Summation of
Ethics for a Finite World 2005
by Herschel Elliott

A 196 page essay, Ethics for a finite world : An essay concerning a sustainable future, summarized for those who may not get around to reading it:

 

Continual growth is impossible in any finite domain.

Should individuals or societies steadily increase their exploitation of the finite ecosystem supporting them; that system, regardless of the causes or ideals which drive the individuals, will eventually collapse.

For the first time on a global scale human beings are exceeding the sustainable land and resource availability of the Earth.

If a sustainable equilibrium cannot be maintained, then the step-by-step destruction of the Earth's ecosystems will remain the persisting – and eventually tragic characteristic of human activity.

All ethical behavior must be relative to the protection and sustenance of the Earth's diverse yet mutually supporting systems of all living things.

An acceptable system of ethics is contingent on its ability to preserve the ecosystems which sustain it.

The stability and well-being of the Earth's biosystem has moral priority over the welfare of any of its parts, including the needs and interests of human societies and individuals in those societies.

The environment is unlikely ever to be protected when all are free to use as much energy and to consume as many goods and services as they can afford and while society honors the moral obligation to supply the material necessities to everyone who lacks them.

People's first moral duty is to live as responsible and sustaining members of the world's community of living things.

Nature controls any exuberant species either by drastically reducing its population or by its extinction.

Material demands are constrained by the limited resource use which the bio-system can sustain. Exceeding this carrying capacity will cause that system to collapse into a simpler state.

The additional stress of continued growth will make the system collapse suddenly and without warning.

There is no assurance that people have the will and the intelligence to live within the necessary limits of nature.

The march of events toward biological tragedy is being driven by the excessive consumption of the wealthy industrialized nations.

When the majority of the people come to accept the modern economic ideal of a steady increase in their wealth and consumption, a collapse of the commons which sustains them is inevitable.

Society must discover controls to prevent unlimited growth in population.

Population is likely to remain unstable as long as individuals are free to have as many children as they want while society at large has the moral obligation to pay for food, medical care, schools, and the increase in sanitary and employment facilities necessary to support those children.

Exhorting people voluntarily to protect the environment and to reduce their fertility is not an empirically effective means for accomplishing necessary goals.

Necessary coercion need not be tyranny. On the contrary, effective coercion is a necessary condition for having enduring freedom for all.

Societally enforced constraint is necessary to prevent the tragic breakdown of the Earth's bio-system.
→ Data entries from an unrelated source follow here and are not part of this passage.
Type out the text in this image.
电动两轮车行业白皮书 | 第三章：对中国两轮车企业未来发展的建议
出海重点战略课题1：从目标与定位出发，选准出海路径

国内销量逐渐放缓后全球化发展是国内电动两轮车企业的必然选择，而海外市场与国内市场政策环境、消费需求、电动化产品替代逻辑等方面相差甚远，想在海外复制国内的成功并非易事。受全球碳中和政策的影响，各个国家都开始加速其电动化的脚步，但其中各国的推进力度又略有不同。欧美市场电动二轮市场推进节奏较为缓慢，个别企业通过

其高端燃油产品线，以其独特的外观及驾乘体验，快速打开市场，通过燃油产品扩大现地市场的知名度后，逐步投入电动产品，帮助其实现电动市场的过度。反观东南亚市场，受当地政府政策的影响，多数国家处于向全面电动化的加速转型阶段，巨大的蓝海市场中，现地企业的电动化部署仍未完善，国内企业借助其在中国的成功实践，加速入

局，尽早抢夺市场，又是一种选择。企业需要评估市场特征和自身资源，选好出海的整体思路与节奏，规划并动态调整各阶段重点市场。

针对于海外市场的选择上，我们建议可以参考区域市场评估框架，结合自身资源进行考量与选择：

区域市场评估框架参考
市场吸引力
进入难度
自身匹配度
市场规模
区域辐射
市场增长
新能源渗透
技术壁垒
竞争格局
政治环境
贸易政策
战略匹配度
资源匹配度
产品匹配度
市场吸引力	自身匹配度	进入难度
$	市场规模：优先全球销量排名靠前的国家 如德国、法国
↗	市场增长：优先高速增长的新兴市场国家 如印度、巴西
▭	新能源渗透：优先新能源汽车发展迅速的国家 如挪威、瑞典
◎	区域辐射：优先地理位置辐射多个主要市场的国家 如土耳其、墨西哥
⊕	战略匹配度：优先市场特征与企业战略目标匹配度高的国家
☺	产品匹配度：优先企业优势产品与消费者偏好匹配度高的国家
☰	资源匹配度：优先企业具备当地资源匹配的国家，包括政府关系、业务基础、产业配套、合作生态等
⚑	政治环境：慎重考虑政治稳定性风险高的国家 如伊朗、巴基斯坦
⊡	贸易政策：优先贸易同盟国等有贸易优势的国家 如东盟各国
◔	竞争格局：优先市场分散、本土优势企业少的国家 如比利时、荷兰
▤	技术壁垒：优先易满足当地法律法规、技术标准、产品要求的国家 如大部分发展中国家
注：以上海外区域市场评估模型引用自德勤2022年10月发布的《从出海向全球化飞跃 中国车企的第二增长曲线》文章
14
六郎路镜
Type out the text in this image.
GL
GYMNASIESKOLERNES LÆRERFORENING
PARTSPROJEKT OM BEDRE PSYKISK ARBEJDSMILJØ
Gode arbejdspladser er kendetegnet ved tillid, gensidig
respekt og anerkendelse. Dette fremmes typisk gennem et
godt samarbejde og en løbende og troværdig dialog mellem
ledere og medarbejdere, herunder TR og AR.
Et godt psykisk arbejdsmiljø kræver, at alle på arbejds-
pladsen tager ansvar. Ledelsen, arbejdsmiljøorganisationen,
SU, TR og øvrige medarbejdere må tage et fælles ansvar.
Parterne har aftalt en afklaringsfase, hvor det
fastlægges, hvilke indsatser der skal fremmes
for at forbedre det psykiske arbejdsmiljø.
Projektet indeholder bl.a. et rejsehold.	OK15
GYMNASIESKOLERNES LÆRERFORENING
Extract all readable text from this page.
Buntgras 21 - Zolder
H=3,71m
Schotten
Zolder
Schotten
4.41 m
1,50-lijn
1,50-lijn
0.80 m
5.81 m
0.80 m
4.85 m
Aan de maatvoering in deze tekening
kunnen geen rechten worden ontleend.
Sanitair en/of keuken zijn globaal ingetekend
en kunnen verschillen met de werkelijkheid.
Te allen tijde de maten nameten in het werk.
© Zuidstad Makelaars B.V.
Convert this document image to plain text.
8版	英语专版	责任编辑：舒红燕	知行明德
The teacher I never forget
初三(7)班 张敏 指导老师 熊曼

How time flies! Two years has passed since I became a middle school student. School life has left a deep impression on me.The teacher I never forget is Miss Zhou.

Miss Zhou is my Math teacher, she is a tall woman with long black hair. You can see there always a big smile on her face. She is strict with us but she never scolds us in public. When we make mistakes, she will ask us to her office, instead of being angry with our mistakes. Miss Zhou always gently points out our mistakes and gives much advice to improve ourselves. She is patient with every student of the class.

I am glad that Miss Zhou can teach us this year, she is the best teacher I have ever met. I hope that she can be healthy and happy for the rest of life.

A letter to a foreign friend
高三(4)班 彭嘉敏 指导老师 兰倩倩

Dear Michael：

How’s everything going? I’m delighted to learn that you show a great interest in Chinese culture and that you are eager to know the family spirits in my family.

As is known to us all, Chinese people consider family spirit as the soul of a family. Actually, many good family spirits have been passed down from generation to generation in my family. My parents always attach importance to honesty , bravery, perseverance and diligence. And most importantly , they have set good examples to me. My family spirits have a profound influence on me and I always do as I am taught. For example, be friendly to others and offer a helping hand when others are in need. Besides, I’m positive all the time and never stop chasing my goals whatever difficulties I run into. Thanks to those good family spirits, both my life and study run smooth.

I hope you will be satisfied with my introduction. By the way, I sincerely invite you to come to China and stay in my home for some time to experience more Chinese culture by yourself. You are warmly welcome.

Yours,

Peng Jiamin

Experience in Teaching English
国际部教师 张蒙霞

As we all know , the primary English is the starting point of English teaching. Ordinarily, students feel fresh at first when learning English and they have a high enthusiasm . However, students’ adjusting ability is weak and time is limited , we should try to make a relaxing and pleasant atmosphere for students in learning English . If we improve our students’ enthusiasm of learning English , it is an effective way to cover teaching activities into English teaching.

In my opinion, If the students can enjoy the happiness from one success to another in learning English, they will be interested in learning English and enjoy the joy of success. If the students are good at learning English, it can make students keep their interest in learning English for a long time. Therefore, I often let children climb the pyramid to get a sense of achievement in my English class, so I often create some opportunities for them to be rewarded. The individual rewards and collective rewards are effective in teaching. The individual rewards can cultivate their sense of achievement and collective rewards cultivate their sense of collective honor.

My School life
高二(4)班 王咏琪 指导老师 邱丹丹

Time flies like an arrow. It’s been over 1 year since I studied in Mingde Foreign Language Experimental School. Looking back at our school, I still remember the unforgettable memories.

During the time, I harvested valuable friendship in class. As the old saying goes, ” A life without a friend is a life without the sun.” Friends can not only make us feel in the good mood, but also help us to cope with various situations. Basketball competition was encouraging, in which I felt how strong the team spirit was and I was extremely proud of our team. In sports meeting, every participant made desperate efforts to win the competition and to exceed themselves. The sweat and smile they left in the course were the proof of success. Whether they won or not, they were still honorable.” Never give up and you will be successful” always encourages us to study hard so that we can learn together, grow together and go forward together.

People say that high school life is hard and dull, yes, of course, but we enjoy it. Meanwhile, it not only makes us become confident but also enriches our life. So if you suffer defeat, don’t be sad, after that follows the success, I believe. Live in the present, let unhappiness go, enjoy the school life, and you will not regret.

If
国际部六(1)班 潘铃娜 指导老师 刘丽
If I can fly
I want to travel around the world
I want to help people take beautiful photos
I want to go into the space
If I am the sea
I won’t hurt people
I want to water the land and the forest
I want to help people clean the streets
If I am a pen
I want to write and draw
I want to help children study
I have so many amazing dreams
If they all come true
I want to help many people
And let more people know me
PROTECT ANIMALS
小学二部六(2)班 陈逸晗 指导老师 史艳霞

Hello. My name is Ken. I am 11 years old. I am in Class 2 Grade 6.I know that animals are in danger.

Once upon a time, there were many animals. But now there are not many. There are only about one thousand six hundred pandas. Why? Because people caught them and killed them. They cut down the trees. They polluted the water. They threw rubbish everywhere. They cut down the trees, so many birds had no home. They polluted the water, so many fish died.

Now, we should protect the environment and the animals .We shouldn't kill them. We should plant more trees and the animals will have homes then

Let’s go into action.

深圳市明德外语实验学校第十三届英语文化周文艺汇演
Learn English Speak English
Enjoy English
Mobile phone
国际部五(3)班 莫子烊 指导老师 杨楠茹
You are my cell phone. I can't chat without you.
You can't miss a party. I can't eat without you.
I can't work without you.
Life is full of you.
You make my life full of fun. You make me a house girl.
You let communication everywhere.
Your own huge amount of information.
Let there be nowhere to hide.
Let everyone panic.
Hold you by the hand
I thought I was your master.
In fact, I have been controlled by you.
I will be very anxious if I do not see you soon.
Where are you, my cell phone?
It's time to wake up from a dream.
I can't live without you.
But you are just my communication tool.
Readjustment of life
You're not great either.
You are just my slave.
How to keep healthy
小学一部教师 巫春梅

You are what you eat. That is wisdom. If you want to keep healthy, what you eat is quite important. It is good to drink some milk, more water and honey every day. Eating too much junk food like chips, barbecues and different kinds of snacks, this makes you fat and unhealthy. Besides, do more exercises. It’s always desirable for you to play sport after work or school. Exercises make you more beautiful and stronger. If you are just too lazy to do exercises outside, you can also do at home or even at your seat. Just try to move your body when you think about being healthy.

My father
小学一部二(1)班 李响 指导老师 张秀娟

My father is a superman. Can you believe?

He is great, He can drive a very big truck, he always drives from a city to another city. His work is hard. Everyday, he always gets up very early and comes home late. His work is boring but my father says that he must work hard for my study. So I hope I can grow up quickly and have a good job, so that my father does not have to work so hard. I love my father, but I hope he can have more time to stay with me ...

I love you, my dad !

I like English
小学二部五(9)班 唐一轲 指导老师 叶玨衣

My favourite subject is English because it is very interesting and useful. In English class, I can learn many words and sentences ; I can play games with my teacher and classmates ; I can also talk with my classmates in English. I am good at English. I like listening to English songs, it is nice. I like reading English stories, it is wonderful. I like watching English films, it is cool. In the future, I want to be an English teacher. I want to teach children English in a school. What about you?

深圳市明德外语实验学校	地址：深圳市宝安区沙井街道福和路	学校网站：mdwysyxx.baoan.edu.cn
The continuing increase in the exploitation of the Earth's limited resources is aggregating the stresses already placed on the Earth's ecosystems. The end point will be the rapid loss of the Earth's ability to support human society in its present form.

There is no assurance that people have the will and the intelligence to live within the limits of nature.

The ethical principles here noted illustrate how far apart Homo sapiens is today from ethical/survival reality. A reason for this is that our relationship to Planet earth is greatly influenced by several thousand years of deeply embedded images that have helped us distinguish between “right” and “wrong,” between what is “lawful” and what is not “lawful” and they are so deeply embedded in our group psyche that even those individuals who profess not to believe in their validity and usefulness find themselves under their control.

The world is in need of a new survivalist ethics calling for us to question them. It is self-evident that any and all behavior that does not further the continuance of humans on Planet earth must be considered unethical. An increasingly damaged planet is crying out for sweeping and permanent change in the way we view our relationship to it. We are being called to experience a metamorphosis, a change in the way we think.

Our survival cannot take place without reinvention in all of the areas of our religious, social, economic and political thought and their supporting structures. This is not to say that all past thought and the structures supporting that thought should be discarded. But there needs to be a far reaching human synthesis built on a reconstituted human ethic. It must be global.